Когда в наступающих сумерках мы вытянулись в колонну в направлении Бялогрудки, к нам подошли Попель и Васильев. Танкисты собрались вокруг них. Я думал: вот, может быть, последний вечер в моей жизни; грустно стало, и я сразу вспомнил много хорошего, даже такого, чего никогда не вспоминал.
Молча посмотрел Попель на Новикова, на каждого из стоящих в кругу и тихо сказал:
— Помните, товарищи, одно: мы люди советской эпохи, каждым своим шагом отстаиваем будущность Ро
дины. Успех кроется в выполнении долга каждым членом экипажа. Не забывайте этого, и счастливо всем возвратиться.
Темная южная ночь. На горизонте зарницы пожаров. Небосклон чист только позади, на востоке, но и оттуда, справа и слева, доносятся отдаленные орудийные раскаты. Придерживаясь опушки леса, мы обходим село Бялогрудка с севера и с запада и, чтобы не растеряться в темноте, держимся в плотной колонне — машина возле машины.
Ориентиры карты не совпадают с местностью. Это нас беспокоит, и мы часто останавливаемся, всматриваемся в каждый бугорок, но ни нужного нам перекрестка полевых дорог, ни сарая, возле которого должны проехать, не видно. Где-то далеко влево блеснул огонек фонаря и послышался моторный шум. «Шоссе»,— решили мы. Берем еще вправо и едва движемся на тихом газу. Перед нами затемнели сады и строения. Слева и справа — ясный шум машин.
— Козин!— объявил Новиков, приказал приготовиться к бою и следить за его машиной.
Едва перематывая гусеницы, танк Новикова берет влево,— подальше от села, чтобы не наткнуться на сторожевое охранение.

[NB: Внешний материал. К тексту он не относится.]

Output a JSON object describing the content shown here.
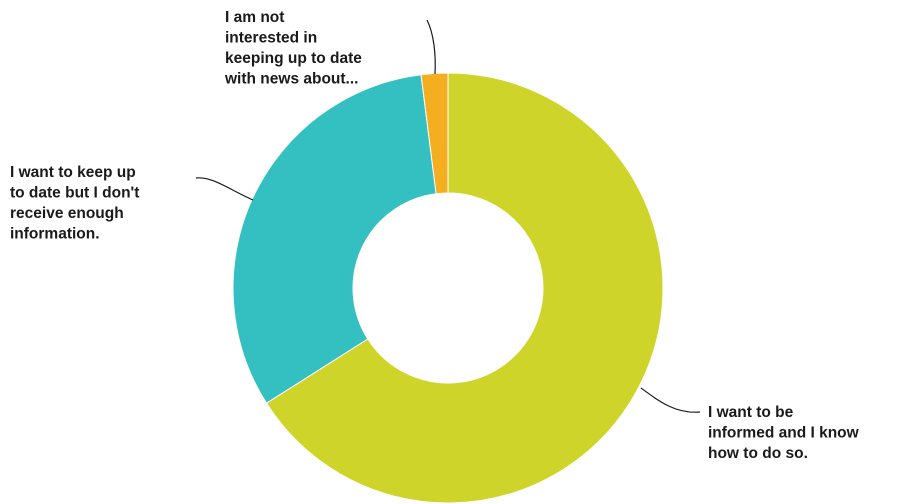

Нам надо въехать в Козин под видом немецкого подразделения. Люки у всех закрыты, за исключением танка Новикова. Наш командир высовывается из башни и кричит:
— Ферфлюхтер русиш швайн!
По движению, которое слышим во тьме, определяем, что мы у шоссе. Оно забито колоннами немецких танков, двигающихся из Козина в сторону Дубно. Гитлеровцы не обращают на нас внимания. Да разве может им, упоенным успехом своего наступления, прийти в голову, что окруженные советские войска отважатся на дерзкий ночной налет?
У Новикова за спиной вспыхнул зеленый сигнальный фонарик — «Внимание», и наша колонна, повернув, медленно идет параллельно шоссе.
На мой танк кто-то вспрыгнул. Это Новиков, но голоса я его не узнаю,— должно быть, от напряжения он говорит с каким-то странным присвистом.
— Вместе с задней машиной пристраивайся в хвост следующей колонны, наблюдай назад, увидишь — горит, бей с тыла к голове.
Соскочив с моего танка, он подбежал к следующей машине. После мне стало понятно внезапное решение Новикова. Он принял его, увидев, что фашисты идут ротными колоннами. Интервалы между ними позволяют нам незаметно для идущих сзади пристраиваться к идущим впереди. Но тогда, стоя у обочины шоссе, я думал только одно: «Скоро ли появится новая колонна, где она, проклятая?»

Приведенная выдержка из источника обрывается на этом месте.